Linklaters targets US renewables market with senior partner hire from Sidley Austin

Ron I. Erlichman joins UK firm’s New York office to lead Americas energy and infrastructure team

Linklaters has signalled a drive to grow its market share of energy transition work in the US with the hire of a partner from Sidley Austin to head up its regional energy and infrastructure projects team.

Ron I. Erlichman has joined the UK Magic Circle firm as a partner and head of energy and infrastructure in the Americas and will lead an Americas team currently comprising two partners, a counsel and six associates. 

They will link up with a global practice group that is ranked in band one for global projects and energy by the legal directory Chambers and Partners.

Erlichman’s hire is the latest of a spate of senior US laterals secured by Linklaters as it and its three global UK Magic Circle rivals — Allen & Overy (A&O), Clifford Chance and Freshfields Bruckhaus Deringer — prioritise US growth.

He joins Linklaters after three years at Sidley Austin following a 20-year spell at Texas firm Bracewell and advises lenders, sponsors, private investment funds and developers on the development and financing of energy and infrastructure projects, including renewable energy and carbon neutrality projects.

“Linklaters has unrivalled experience worldwide in that space advising on complicated transition assets and there was a unique and wonderful opportunity in the US market to work with an extraordinarily strong team,” he said.

“The US has been slower to adopt energy transition for a variety of reasons.
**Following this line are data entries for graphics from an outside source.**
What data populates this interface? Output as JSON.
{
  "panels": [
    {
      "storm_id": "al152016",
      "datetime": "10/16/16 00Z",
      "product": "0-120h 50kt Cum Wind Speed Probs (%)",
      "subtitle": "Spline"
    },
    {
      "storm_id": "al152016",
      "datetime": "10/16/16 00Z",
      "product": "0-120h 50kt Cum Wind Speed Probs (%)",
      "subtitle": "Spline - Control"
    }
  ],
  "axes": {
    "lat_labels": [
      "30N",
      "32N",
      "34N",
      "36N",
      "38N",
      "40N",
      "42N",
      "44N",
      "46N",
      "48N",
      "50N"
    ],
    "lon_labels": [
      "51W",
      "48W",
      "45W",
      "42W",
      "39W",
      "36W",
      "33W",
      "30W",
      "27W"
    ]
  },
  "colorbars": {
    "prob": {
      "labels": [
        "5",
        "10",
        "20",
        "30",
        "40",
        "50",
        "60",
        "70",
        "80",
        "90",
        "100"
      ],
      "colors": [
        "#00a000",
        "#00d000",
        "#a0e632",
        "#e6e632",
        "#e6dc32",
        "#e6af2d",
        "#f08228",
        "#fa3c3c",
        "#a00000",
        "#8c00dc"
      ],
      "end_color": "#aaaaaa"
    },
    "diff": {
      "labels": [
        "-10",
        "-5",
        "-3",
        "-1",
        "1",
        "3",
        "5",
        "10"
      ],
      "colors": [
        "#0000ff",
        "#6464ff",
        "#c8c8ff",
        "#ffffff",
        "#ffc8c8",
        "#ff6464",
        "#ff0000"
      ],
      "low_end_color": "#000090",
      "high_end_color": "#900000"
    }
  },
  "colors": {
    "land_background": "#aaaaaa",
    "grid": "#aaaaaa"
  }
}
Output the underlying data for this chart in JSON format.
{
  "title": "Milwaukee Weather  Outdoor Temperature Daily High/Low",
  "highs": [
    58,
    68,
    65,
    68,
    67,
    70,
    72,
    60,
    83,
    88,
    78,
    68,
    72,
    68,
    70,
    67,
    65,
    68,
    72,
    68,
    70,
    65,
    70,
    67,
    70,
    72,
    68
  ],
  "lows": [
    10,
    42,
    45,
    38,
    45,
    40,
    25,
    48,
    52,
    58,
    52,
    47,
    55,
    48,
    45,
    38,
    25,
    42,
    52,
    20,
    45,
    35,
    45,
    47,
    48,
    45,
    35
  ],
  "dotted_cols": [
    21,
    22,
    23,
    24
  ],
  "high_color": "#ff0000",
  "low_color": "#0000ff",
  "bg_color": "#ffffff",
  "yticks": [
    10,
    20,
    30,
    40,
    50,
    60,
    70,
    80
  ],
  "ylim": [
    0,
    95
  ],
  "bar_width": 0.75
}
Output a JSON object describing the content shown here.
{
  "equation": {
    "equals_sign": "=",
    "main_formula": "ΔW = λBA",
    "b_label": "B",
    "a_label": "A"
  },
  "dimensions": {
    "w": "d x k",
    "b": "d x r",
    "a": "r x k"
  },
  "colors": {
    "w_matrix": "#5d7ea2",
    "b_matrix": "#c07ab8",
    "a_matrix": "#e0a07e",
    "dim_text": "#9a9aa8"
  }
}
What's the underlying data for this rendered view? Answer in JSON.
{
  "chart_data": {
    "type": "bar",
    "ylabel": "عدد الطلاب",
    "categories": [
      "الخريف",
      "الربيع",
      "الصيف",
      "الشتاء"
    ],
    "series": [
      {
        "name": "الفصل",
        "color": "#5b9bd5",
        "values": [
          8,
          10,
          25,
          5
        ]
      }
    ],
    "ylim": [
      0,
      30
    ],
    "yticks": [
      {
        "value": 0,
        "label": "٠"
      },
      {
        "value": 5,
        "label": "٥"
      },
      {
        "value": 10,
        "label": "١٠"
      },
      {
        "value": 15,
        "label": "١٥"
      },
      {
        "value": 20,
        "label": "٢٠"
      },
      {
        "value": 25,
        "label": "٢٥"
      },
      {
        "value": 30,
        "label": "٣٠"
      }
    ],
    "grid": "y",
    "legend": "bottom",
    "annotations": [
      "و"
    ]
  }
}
If you look at wind, hydrogen and other components of the space, other parts of the world are more developed and what I have learned is the importance of understanding the market and knowing the asset and the pitfalls. It is a unique opportunity to have that expertise internationally and in the US.”

Erlichman said he planned to expand his team, but wouldn’t commit to a timeframe, adding that the US renewables market would continue to grow. 

“In the US, the market is going to continue to transition regardless of who’s in power. Next year will depend on a wide away of factors, including interest rates and improvements in the supply chain. One thing that has become apparent to me over the last 15 years is that regardless of what is going on, it continues to move forward.”

In July, Linklaters hired two structured finance partners in New York from Alston & Bird having the previous month signed up an employment partner from Paul Weiss Rifkind Wharton & Garrison, also in New York, as well as a regulatory partner from Morgan Lewis & Bockius in Washington DC.

Linklaters’ most recent hire follows an eye-catching foray into the same market last year by A&O, which opened a Los Angeles office after securing a highly-rated six-partner US project finance and renewables team from Akin Gump Strauss Hauer & Feld.

Last week, former Slaughter and May senior partner Chris Saul wrote in a commentary that one way for the UK’s Magic Circle to achieve their goal of US growth was to focus on discrete practice areas where they have global strength.